In this project, the change is in the expectation in terms of the impossibility of reaching a final form or knowing that you are always looking at a transitional form. At times, it feels like the duration of the project – the exhibition’s four months – means that the sculptures will eventually reach a final point but the fact is that this point does not exist.

Pivô: This project was meticulously planned. You made models, ran several tests and developed specific methods. The irony is that despite all this it is impossible to foresee the rosin’s behaviour up until the end of the exhibition. How do you relate to this uncertainty?

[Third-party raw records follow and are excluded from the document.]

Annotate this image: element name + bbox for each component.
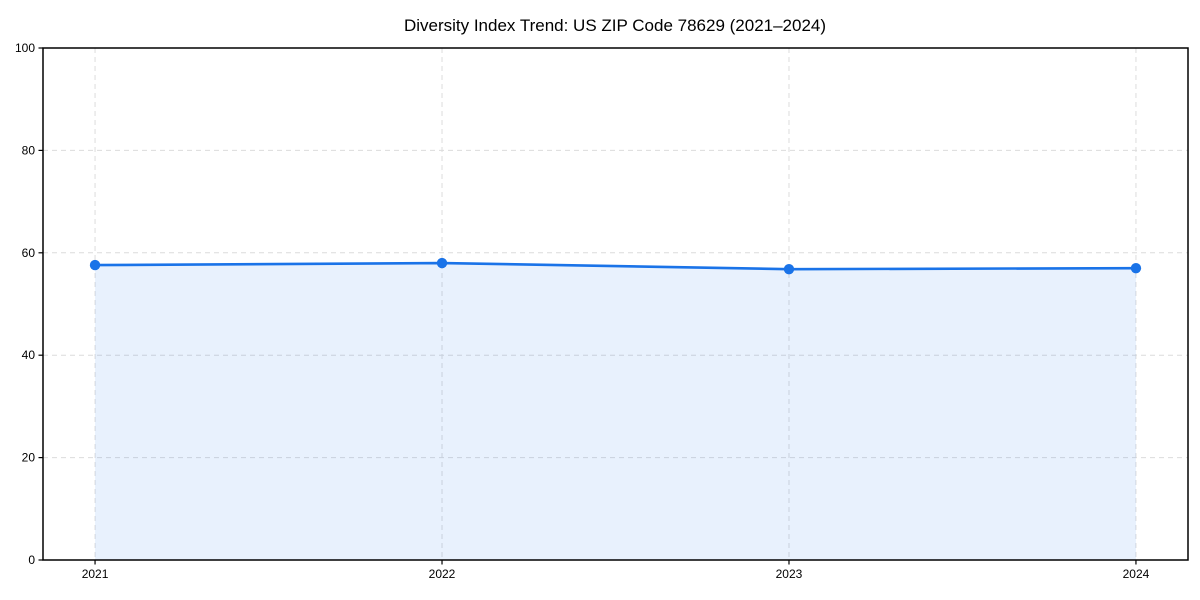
y-tick-label: 60	[22, 246, 36, 260]
data-point	[89, 259, 101, 271]
axes-box	[42, 47, 1189, 561]
data-point	[783, 263, 795, 275]
trend-line	[93, 261, 1138, 271]
trend-line-layer	[93, 261, 1138, 271]
y-tick-label: 20	[22, 451, 36, 465]
y-tick-label: 40	[22, 348, 36, 362]
area-fill	[95, 263, 1136, 560]
x-tick-label: 2022	[429, 567, 456, 581]
data-points-layer	[89, 257, 1142, 275]
area-fill-layer	[95, 263, 1136, 560]
x-tick-label: 2023	[776, 567, 803, 581]
tick-marks-layer	[38, 47, 1137, 565]
tick-labels-layer: 0 20 40 60 80 100 2021 2022 2023 2024	[15, 41, 1150, 581]
x-tick-label: 2021	[82, 567, 109, 581]
y-tick-label: 0	[28, 553, 35, 567]
chart-title: Diversity Index Trend: US ZIP Code 78629…	[404, 16, 826, 35]
data-point	[436, 257, 448, 269]
axes-box-layer	[42, 47, 1189, 561]
x-tick-label: 2024	[1123, 567, 1150, 581]
y-tick-label: 100	[15, 41, 35, 55]
data-point	[1130, 262, 1142, 274]
y-tick-label: 80	[22, 143, 36, 157]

Paloma Bosquê: The preparation would be the same even if I knew the sculpture’s final outcome, as every single installation requires this type of planning, perhaps due to the scale and nature of occupying the space. The uncertainty is not the material’s behaviour. I have researched and, in fact, it is possible to have a certain idea and roughly calculate the desired outcome. However, it is the combination of factors that is crucial, and this we cannot predict accurately. It is not only a matter of weight, malleability or resistance. There is also room temperature, the vibration of the structures where the sculptures are placed and a series of environmental variables that are more or less uncontrollable. I am looking forward to seeing how the blocks react but I think the result will be less dramatic than it sounds. It is only about settling. But even so it is very exciting to have the freedom to experiment in this way and I think that, in this sense, this programme’s format is ideal.

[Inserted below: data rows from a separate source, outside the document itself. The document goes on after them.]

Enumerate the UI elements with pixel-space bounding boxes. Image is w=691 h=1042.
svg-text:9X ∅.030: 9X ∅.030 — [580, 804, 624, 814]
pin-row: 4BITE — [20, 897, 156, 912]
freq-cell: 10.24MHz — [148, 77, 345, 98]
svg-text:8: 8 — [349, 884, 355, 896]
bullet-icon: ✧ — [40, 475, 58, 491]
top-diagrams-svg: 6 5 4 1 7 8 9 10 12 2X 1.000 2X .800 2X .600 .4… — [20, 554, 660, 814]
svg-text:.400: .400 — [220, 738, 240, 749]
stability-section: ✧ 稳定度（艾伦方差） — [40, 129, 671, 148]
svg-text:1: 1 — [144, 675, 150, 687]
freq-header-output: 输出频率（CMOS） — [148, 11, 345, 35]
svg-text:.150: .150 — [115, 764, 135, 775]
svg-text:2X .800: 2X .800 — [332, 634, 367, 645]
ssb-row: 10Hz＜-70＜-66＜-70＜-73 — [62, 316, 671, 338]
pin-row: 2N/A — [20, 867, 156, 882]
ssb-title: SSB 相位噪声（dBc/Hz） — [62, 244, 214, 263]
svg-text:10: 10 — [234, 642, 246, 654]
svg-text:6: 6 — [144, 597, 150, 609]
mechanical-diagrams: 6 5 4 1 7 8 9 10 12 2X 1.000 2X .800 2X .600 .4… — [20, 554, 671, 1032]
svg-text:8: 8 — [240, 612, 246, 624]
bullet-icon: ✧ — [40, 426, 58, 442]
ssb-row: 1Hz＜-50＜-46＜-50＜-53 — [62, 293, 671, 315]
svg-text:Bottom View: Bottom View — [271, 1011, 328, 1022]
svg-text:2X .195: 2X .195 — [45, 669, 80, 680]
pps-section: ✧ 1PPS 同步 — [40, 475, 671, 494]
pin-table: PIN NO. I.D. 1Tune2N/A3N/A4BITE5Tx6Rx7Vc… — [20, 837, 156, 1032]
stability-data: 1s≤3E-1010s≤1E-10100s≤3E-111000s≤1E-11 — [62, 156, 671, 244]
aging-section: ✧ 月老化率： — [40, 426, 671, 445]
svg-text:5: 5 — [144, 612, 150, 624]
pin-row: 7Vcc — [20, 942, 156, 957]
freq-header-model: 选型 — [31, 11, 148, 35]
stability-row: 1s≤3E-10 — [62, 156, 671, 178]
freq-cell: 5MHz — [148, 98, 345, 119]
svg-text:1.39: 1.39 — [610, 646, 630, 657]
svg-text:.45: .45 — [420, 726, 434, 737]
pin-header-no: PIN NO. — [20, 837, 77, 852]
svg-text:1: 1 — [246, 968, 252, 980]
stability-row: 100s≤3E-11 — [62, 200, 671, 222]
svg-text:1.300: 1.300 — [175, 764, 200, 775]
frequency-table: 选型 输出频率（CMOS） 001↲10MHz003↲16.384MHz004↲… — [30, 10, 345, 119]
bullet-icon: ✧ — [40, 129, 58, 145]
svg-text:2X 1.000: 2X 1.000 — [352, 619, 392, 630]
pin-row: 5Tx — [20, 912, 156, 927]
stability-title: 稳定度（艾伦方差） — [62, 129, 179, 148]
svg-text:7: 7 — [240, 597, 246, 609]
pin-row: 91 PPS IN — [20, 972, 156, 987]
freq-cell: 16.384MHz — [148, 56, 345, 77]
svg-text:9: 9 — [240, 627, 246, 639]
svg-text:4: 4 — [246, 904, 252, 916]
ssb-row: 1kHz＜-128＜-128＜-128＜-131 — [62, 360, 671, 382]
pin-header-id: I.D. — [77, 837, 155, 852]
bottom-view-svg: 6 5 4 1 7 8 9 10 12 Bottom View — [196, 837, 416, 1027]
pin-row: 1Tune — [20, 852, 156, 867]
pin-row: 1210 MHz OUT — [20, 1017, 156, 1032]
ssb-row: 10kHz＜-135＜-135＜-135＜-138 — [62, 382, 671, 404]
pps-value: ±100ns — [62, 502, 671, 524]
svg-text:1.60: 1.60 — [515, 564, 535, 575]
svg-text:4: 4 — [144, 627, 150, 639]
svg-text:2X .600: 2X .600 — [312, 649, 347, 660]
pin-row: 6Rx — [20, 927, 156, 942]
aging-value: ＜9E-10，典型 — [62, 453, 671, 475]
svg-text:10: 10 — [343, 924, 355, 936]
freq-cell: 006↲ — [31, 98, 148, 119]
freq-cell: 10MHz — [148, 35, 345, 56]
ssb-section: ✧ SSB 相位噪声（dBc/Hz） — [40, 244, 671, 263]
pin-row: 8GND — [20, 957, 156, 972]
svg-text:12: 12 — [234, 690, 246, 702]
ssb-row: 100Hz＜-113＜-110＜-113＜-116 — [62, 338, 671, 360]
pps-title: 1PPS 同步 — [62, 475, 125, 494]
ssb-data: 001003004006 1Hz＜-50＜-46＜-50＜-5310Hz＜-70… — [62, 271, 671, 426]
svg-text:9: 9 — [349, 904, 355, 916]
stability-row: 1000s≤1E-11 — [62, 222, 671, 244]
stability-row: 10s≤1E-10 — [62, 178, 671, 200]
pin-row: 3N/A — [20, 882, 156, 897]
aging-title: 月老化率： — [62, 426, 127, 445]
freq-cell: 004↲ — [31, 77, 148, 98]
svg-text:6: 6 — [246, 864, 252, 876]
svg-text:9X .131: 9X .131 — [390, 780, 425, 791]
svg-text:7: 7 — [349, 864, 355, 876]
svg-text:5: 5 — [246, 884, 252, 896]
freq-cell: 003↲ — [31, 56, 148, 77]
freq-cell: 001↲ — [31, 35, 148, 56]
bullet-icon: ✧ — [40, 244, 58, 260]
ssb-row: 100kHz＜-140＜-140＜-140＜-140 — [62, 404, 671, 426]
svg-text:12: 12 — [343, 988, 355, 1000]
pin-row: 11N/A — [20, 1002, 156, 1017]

Pivô: In the project’s presentation text I mention the unfathomable challenge of imposing a certain geometry to an amorphous material that is in constant transition. This type of imprecise geometry is recurrent in your work, in projects that come about on the edge of frustration, such as the reused squares of ‘Ritmo para Dois’ (Rhythm for Two) or ‘Projeto Cegueira’ (Blindness Project). I would like you to talk a little bit about how you see these issues reflected in this project.

Paloma Bosquê: In general, I have noticed that my practice derives from a somewhat absurd effort to give form to things, and this effort usually results in an interesting confrontation between materials. There are two different driving forces combined: a desire to produce forms and a confrontation with matter, such as in the series ‘Repetições’ (Repetitions) in which I attempt to give geometric shape to a gold leaf attached onto an irregular surface made of wax. The result is such that the gold leaf that was initially there to determine a geometric space ends up revealing the relief on the wax beneath it; revealing, therefore, the ‘imprecise geometry’ to which you are referring. The focus is the form that is possible within a certain material existence without imposing more than it can actually offer.

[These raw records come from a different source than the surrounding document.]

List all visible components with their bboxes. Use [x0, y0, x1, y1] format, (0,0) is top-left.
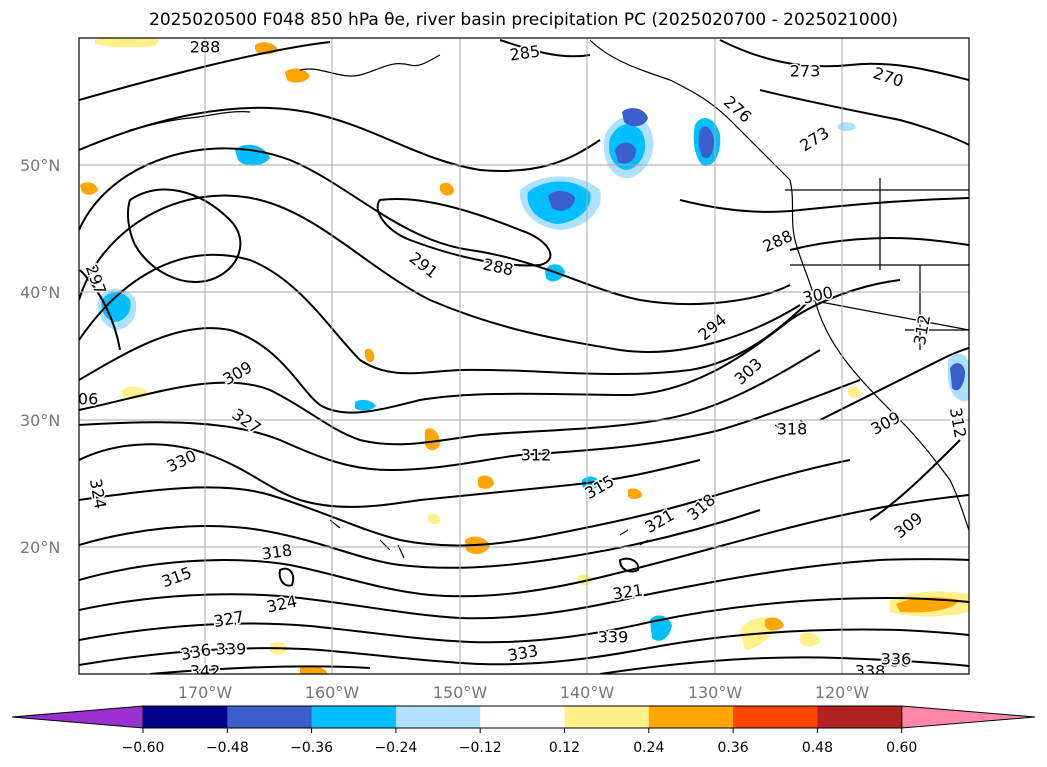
map-frame	[78, 37, 970, 675]
colorbar-tick-label: 0.24	[633, 740, 664, 756]
colorbar-segment	[817, 706, 903, 728]
coastlines	[129, 39, 969, 559]
colorbar-tick-label: 0.60	[886, 740, 917, 756]
contour-label: 285	[508, 41, 541, 64]
colorbar-tick-label: −0.36	[290, 740, 333, 756]
longitude-labels: 170°W 160°W 150°W 140°W 130°W 120°W	[178, 683, 870, 702]
contour-label: 342	[190, 662, 221, 681]
colorbar-tick-label: −0.60	[122, 740, 165, 756]
colorbar-tick-label: −0.48	[206, 740, 249, 756]
colorbar-tick-label: 0.12	[549, 740, 580, 756]
colorbar-segment	[311, 706, 397, 728]
contour-label: 273	[790, 62, 821, 81]
lat-label-20n: 20°N	[20, 538, 60, 557]
precip-shading	[80, 38, 969, 674]
contour-label: 312	[521, 446, 552, 465]
map-title: 2025020500 F048 850 hPa θe, river basin …	[149, 10, 898, 30]
colorbar: −0.60 −0.48 −0.36 −0.24 −0.12 0.12 0.24 0.36 0.4…	[11, 705, 1036, 756]
colorbar-segment	[564, 706, 650, 728]
colorbar-tick-label: 0.48	[802, 740, 833, 756]
colorbar-tick-label: −0.24	[374, 740, 417, 756]
graticule	[79, 38, 969, 674]
colorbar-segment	[733, 706, 818, 728]
lon-label-120w: 120°W	[815, 683, 870, 702]
contour-label: 339	[216, 640, 247, 659]
lon-label-160w: 160°W	[305, 683, 360, 702]
colorbar-segment	[395, 706, 481, 728]
latitude-labels: 50°N 40°N 30°N 20°N	[20, 156, 60, 557]
colorbar-frame	[142, 705, 903, 729]
lon-label-130w: 130°W	[688, 683, 743, 702]
contour-label: 336	[881, 650, 912, 669]
contour-label: 336	[880, 652, 911, 671]
colorbar-segment	[480, 706, 565, 728]
colorbar-extend-high	[901, 705, 1036, 729]
lat-label-30n: 30°N	[20, 411, 60, 430]
contour-label: 288	[190, 38, 221, 57]
colorbar-tick-label: 0.36	[718, 740, 749, 756]
colorbar-segment	[648, 706, 734, 728]
lat-label-50n: 50°N	[20, 156, 60, 175]
lon-label-150w: 150°W	[433, 683, 488, 702]
lon-label-140w: 140°W	[560, 683, 615, 702]
contour-label: 318	[777, 420, 808, 439]
colorbar-segment	[227, 706, 313, 728]
contour-label: 338	[855, 662, 886, 681]
theta-e-contours	[79, 39, 969, 674]
colorbar-tick-label: −0.12	[459, 740, 502, 756]
contour-label: 306	[68, 390, 99, 409]
lon-label-170w: 170°W	[178, 683, 233, 702]
colorbar-extend-low	[11, 705, 144, 729]
colorbar-segment	[143, 706, 228, 728]
contour-label: 339	[598, 628, 629, 647]
lat-label-40n: 40°N	[20, 283, 60, 302]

In particular, I think this project stems from a form ‘imposed’ by the casting of rosin into orthogonal moulds. This form reveals itself as a lie and over time it is undone. It is as if the material found its own ideal form; and as if the artwork was precisely this process of readjustment of the form.

Pivô: Another recurring theme in your work is the use of soft and flexible materials. In this case, even the metal selected is malleable. It is inevitable to think of the opposition between these materials and modern architecture, which carries the ideal of progress and the rigidity of concrete structures. How do you see the dialogue between the unstable structures you propose and the space inside Copan?

Paloma Bosquê: Using the space at Pivô is not a simple task, not only due to the fact that it is a residual space within the building but also due to the nature of the construction, which is full of curves and ramps.

The lack of straight angles in a space has always been disturbing to me, as the walls seem to push you to the centre. The corners of a room offer comfort, a literal vanishing point, and a refuge. A room with no corners is authoritarian. It is as if the space constantly forces you into the centre and, therefore, to the action or focus of attention. Modern architecture has a positive, progressive and imposing drive.

This work is the opposite of that. It is made of imprecise sculptures that, from the outset, reveal the incapacity to conform. They are soft materials that are practically useless in their regular form.